ISIL shooting attack on a bus in Afghanistan

On 12 September 2024, fifteen people were killed and three others were injured by four IS–KP militants near Qorodal village of Daykundi Province in Afghanistan. All of the victims were Hazara Shi'ites.

==Attack==
On 12 September, seventeen men left Qorodal on a minibus and motorcycles for Khamsafid in Ghor Province to pick up a village elder and his wife, who had returned from their Arba'in pilgrimage in Karbala, Iraq. Along the way, outside of Palosang, the group was stopped by four armed masked Islamic State militants, who claimed to be with Taliban government security forces. After searching the group and taking their mobile phones, the militants told the group that they were looking for thieves and had to photograph them to confirm their identities. After taking a photo of one member of the group, one militant told the other men that they should line up for a group photo. As two of the militants held phones, set to record videos, the other two militants opened fire on the group. A survivor, who had run from the scene and played dead in a ditch after being shot in the leg, recounted the men kicking and shooting those who were wounded by gunfire, laughing as they did so, also calling the group infidels and polytheists. Four children who had accompanied the adult victims were spared and ordered to leave the scene. When the attack was over, the four men fled to Ghor Province on their motorcycles.

==Victims==
The victims were all ethnic Hazara Shi'ites. Most were farmers from Qorodal, while one was a dentist from Ghor Province. Hours after the shooting, IS-K claimed in social media posts that fifteen people had been killed and six injured. Independent sources reported fourteen fatalities and four injured. Thirteen victims were buried in a public ceremony in Qorodal on 13 September. By 24 September, one injured man had died of his wounds, bringing the death toll to fifteen.

== Responses ==
The Taliban government condemned the attack. In the immediate aftermath, victims' families' stated that the Taliban did not investigate the incident and had ignored a series of targeted attacks against Shia Hazaras.

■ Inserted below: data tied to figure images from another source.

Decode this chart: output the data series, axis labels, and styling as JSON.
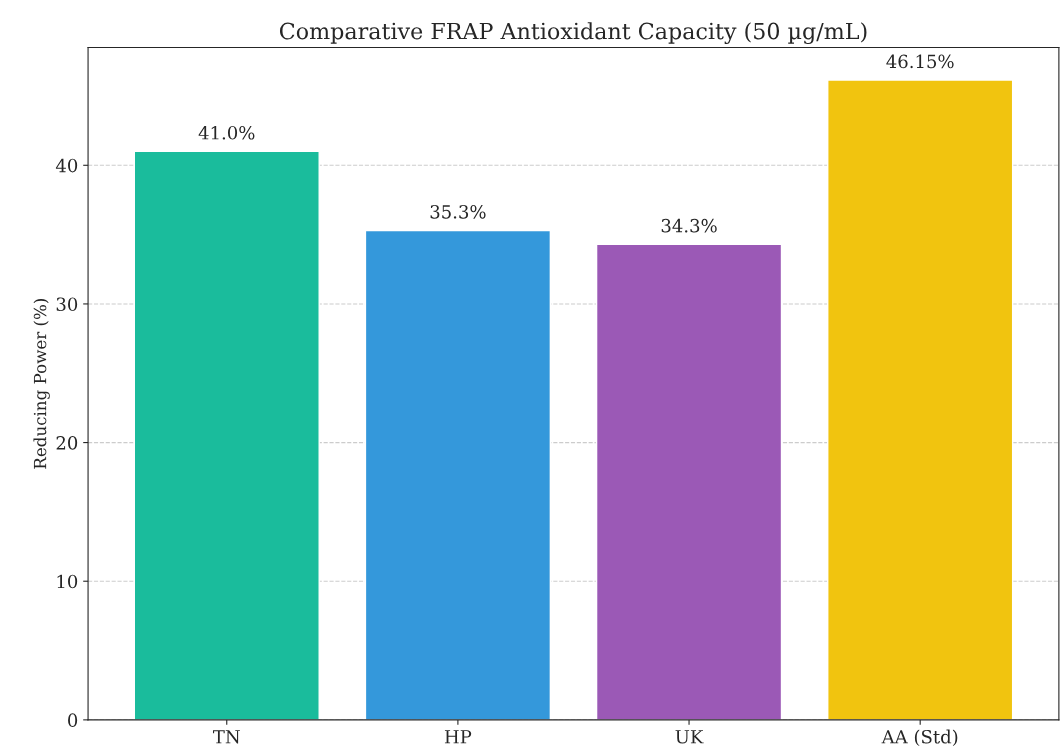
{
  "chart_data": {
    "type": "bar",
    "title": "Comparative FRAP Antioxidant Capacity (50 µg/mL)",
    "ylabel": "Reducing Power (%)",
    "categories": [
      "TN",
      "HP",
      "UK",
      "AA (Std)"
    ],
    "values": [
      41.0,
      35.3,
      34.3,
      46.15
    ],
    "colors": [
      "#1abc9c",
      "#3498db",
      "#9b59b6",
      "#f1c40f"
    ],
    "value_labels": [
      "41.0%",
      "35.3%",
      "34.3%",
      "46.15%"
    ],
    "ylim": [
      0,
      48.5
    ],
    "yticks": [
      0,
      10,
      20,
      30,
      40
    ],
    "grid": "y",
    "legend": false
  }
}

On 13 September, United Nations secretary general António Guterres and United Nations Assistance Mission in Afghanistan issued statements calling the attack "atrocious" and holding the Taliban accountable for the investigation and stronger protection of civilians in the future. The same day, Taliban spokesperson Zabihullah Mujahid stated that the government was actively searching for the perpetrators and committed to safeguarding the general population.

Afghanistan International reported that the gunmen used American-issued weaponry, noting that the arsenal was mostly controlled by the Taliban, who, at the time, denied Islamic State presence in Ghor Province.